Sollte von Hundekot gesundheitliche Gefahren für den Menschen ausgehen, müssten die Behörden sofort tätig werden. Eine solche Gefährdung liegt aber nicht vor (Landratsamt Garmisch-Partenkirchen hebt Badeverbot für Hunde auf). Durch Hunde übertragene Salmonelleninfektionen sind praktisch unbekannt. Und jedes Lebewesen produziert Kot. Der Mensch übrigens mit Abstand am meisten und diesen ebenfalls mit Salmonellen und Würmern. Vielleicht fragt Bild demnächst, wieviel Kot Türken oder Vietnamesen produzieren?
Methode Stürmer:
Probleme aus dem Zusammenhang reißen und verabsolutieren als angebliches Charakteristikum einer Minderheit:
Bild:
“Dazu die vielen Beiß-Attacken (660 allein gegen Menschen) 2010.”
Woher Bild diese Zahl nimmt, wird nicht gesagt.
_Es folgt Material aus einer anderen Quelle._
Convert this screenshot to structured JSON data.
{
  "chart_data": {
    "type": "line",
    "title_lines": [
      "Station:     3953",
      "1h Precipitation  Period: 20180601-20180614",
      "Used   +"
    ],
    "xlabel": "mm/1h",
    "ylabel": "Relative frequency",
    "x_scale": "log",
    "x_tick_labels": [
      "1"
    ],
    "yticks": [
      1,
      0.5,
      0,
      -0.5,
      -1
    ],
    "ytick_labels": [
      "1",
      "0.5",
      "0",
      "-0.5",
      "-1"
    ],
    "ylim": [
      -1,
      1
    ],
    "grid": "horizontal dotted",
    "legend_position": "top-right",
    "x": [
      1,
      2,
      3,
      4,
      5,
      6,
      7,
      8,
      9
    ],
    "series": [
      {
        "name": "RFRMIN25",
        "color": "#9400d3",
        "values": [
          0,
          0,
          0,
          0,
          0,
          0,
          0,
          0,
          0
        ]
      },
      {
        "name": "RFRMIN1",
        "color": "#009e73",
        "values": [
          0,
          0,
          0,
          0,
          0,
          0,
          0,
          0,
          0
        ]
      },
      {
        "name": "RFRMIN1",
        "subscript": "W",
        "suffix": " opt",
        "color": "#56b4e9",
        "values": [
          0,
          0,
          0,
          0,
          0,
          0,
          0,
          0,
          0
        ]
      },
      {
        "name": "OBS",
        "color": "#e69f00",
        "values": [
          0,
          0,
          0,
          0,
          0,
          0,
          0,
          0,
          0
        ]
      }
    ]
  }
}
Selbst unterstellt, sie sei richtig, so beträfe die gerade 0,4% der Hunde.
Einfache Grenzen zwischen gut und böse werden präsentiert, einfach Lösungen. Es fehlt lediglich der Aufruf zum schnellen Vollzug. Das perfide an dem Vorgehen von Bild ist, dass pauschal Hunde attackiert werden. Die Ursache von realen Problemen liegt aber zu 99% am anderen Ende der Leine. Doch um echte Fakten und Lösungen geht es Bild auch nicht. Der deutsche Pressekodex, der solche Auswüchse ächtet, gilt leider nur für Menschen.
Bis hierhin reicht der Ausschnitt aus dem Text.